Após reviver vilão grotesco da TV na pandemia, ator se reencontra com o belo

VINÍCIUS COIMBRA/DIVULGAÇÃO

Roberto Cordovani como Gustav von Aschenbach em cena de Morte e Veneza

O ator Roberto Cordovani como Gustav von Aschenbach na adaptação teatral de Morte em Veneza

DANIEL FARAD

vilela@noticiasdatv.com

Publicado em 13/8/2023 - 8h30

Uma das imagens mais marcantes de Roberto Cordovani em Novo Mundo (2017), que foi reprisada durante a pandemia de Covid-19, foi o desfecho de Sebastião Quirino. O vilão --um homem grotesco, rude, que enriqueceu a custo da escravidão-- terminou a novela coberto por fezes. Um personagem diametralmente oposto ao escritor alemão Gustav von Aschenbach --protagonista da adaptação teatral Morte em Veneza, de Thomas Mann (1875-1955).

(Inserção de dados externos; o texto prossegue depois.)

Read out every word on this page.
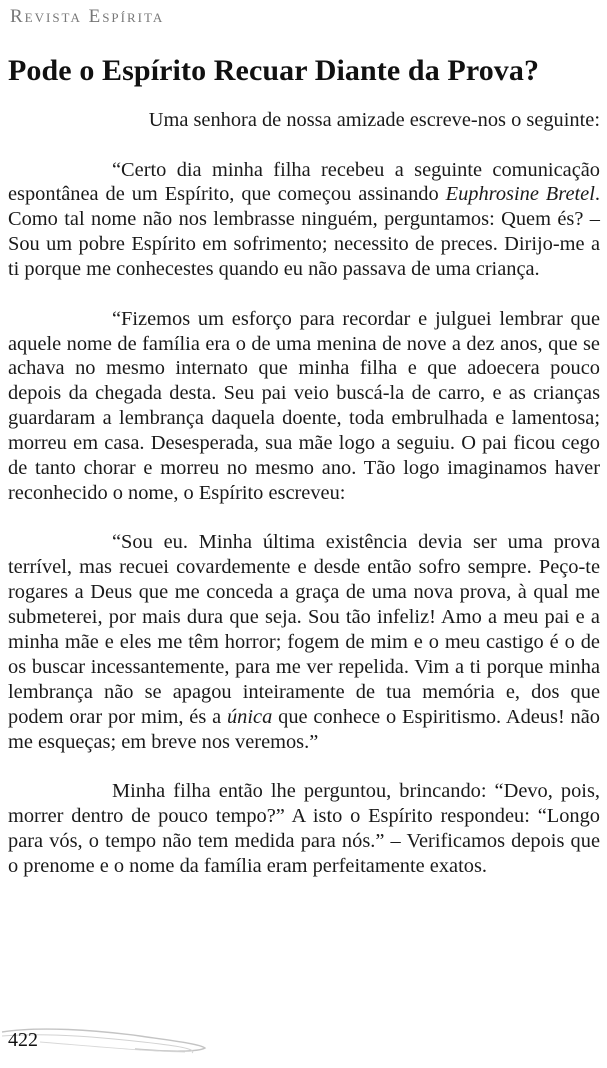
Revista Espírita
Pode o Espírito Recuar Diante da Prova?

Uma senhora de nossa amizade escreve-nos o seguinte:

“Certo dia minha filha recebeu a seguinte comunicação espontânea de um Espírito, que começou assinando Euphrosine Bretel. Como tal nome não nos lembrasse ninguém, perguntamos: Quem és? – Sou um pobre Espírito em sofrimento; necessito de preces. Dirijo-me a ti porque me conhecestes quando eu não passava de uma criança.

“Fizemos um esforço para recordar e julguei lembrar que aquele nome de família era o de uma menina de nove a dez anos, que se achava no mesmo internato que minha filha e que adoecera pouco depois da chegada desta. Seu pai veio buscá-la de carro, e as crianças guardaram a lembrança daquela doente, toda embrulhada e lamentosa; morreu em casa. Desesperada, sua mãe logo a seguiu. O pai ficou cego de tanto chorar e morreu no mesmo ano. Tão logo imaginamos haver reconhecido o nome, o Espírito escreveu:

“Sou eu. Minha última existência devia ser uma prova terrível, mas recuei covardemente e desde então sofro sempre. Peço-te rogares a Deus que me conceda a graça de uma nova prova, à qual me submeterei, por mais dura que seja. Sou tão infeliz! Amo a meu pai e a minha mãe e eles me têm horror; fogem de mim e o meu castigo é o de os buscar incessantemente, para me ver repelida. Vim a ti porque minha lembrança não se apagou inteiramente de tua memória e, dos que podem orar por mim, és a única que conhece o Espiritismo. Adeus! não me esqueças; em breve nos veremos.”

Minha filha então lhe perguntou, brincando: “Devo, pois, morrer dentro de pouco tempo?” A isto o Espírito respondeu: “Longo para vós, o tempo não tem medida para nós.” – Verificamos depois que o prenome e o nome da família eram perfeitamente exatos.

422
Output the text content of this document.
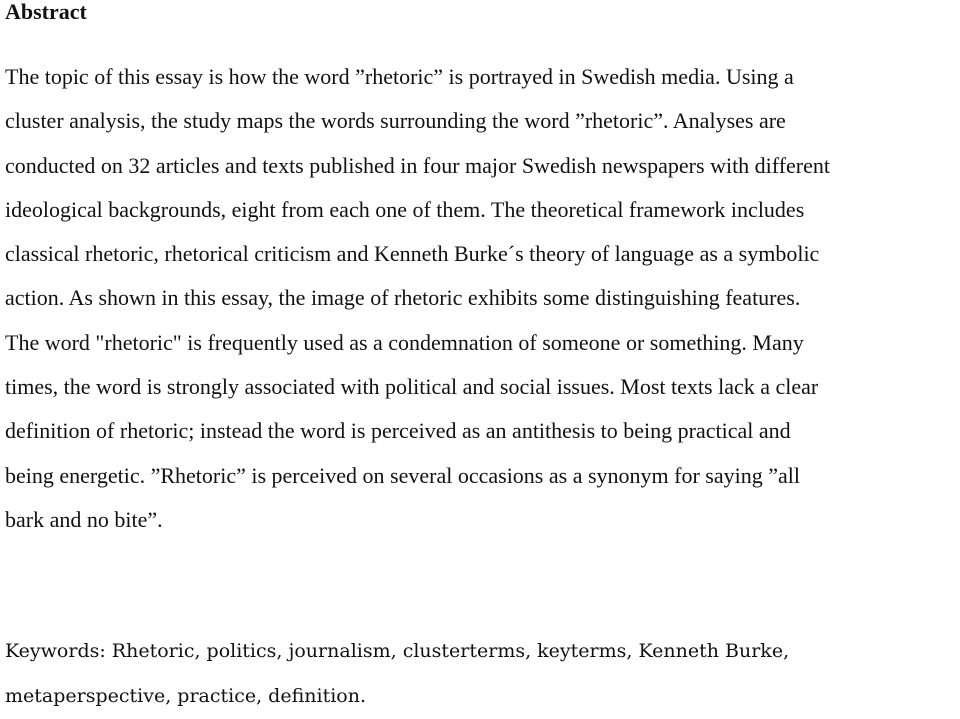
Abstract
The topic of this essay is how the word ”rhetoric” is portrayed in Swedish media. Using a
cluster analysis, the study maps the words surrounding the word ”rhetoric”. Analyses are
conducted on 32 articles and texts published in four major Swedish newspapers with different
ideological backgrounds, eight from each one of them. The theoretical framework includes
classical rhetoric, rhetorical criticism and Kenneth Burke´s theory of language as a symbolic
action. As shown in this essay, the image of rhetoric exhibits some distinguishing features.
The word "rhetoric" is frequently used as a condemnation of someone or something. Many
times, the word is strongly associated with political and social issues. Most texts lack a clear
definition of rhetoric; instead the word is perceived as an antithesis to being practical and
being energetic. ”Rhetoric” is perceived on several occasions as a synonym for saying ”all
bark and no bite”.
Keywords: Rhetoric, politics, journalism, clusterterms, keyterms, Kenneth Burke,
metaperspective, practice, definition.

O espetáculo é um reencontro não só do artista, mas também do público com a beleza. Uma categoria que, talvez, tenha ficado esquecida diante das imagens dantescas da crise sanitária que fechou inúmeros teatros, cinemas e espaços culturais.

"Todos temos muito de Aschenbach. Nos momentos de descobertas, na solidão de cada um de nós, que se faz necessária, no deslumbramento, principalmente das pequenas grandes coisas. Paradoxal, não?", diz Cordovani, em entrevista exclusiva ao Notícias da TV.

"O que mais me aproximou do projeto foi a atualidade de Morte em Veneza em contraponto com as misérias do 'mundo virtual paralelo' que vivemos. O belo clássico sempre esteve, principalmente quando somos observadores, na fantasia do que queremos que o outro se transforme", acrescenta.

"Na época de Mann, talvez houvesse mais delicadeza na relação entre as pessoas, fosse por carta ou presencialmente, menos ansiedade e vulgaridade. A pressa hoje é 'conquistar', para fingir uma realização e vender a pseudofelicidade com bocas em bicos e mãos na cintura", avalia o intérprete.

REPRODUÇÃO/TV GLOBO

Sebastião Quirino em Novo Mundo

Dor da beleza

A adaptação teatral parte do livro de Mann, do qual saíram todos os diálogos, assim como a estrutura do espetáculo. "Na adaptação para o teatro, deixou de ser monólogo, o que me aliviou. Sinto que sou diversos. Pelos pensamentos em off, por outras personagens que estão no livro e ganharam voz na montagem, assim como Tadziu [Guilherme Cabral] quase em silêncio", explica.

O jovem leva Aschenbach a ter uma catarse pela beleza, que o faz até enfrentar uma epidemia de cólera na Itália para ficar mais perto do seu objeto de adoração. Um sentimento do qual o próprio artista já partilhou.

O belo para mim se manifesta com frequência. Por exemplo, todos os dias de apresentação. A dor existe quando o belo fica inatingível para que possamos nos defender. Interpretar é uma catarse diária. O nosso Tadziu aparece no contraluz, na silhueta, assim cada um manifesta o Tadziu e a beleza que quiser.

Grandes navegações

Cordovani estabeleceu uma carreira profícua na Europa, dividindo-se entre a região de Sintra em Portugal e da Galícia na Espanha há mais de 35 anos. "Toda vez que penso em não retornar por muito tempo para cá e voltar para os dois países em que vivo, o Brasil me redescobre", diz.

"Não foi consciente quando fui para Europa. Era para ter ficado um mês e, de repente, passaram-se mais de 35 anos. Como também não sei se é uma virada consciente eu estar no Brasil", complementa.

Por aqui, o artista teve mais uma vez a oportunidade de revisitar e explorar figuras centrais do longo século 20 em espetáculos como A Paixão Segundo Nelson (2016), a remontagem de Olhares de Perfil: O Mito Greta Garbo (2021) e Amar, Verbo Intransitivo (2022).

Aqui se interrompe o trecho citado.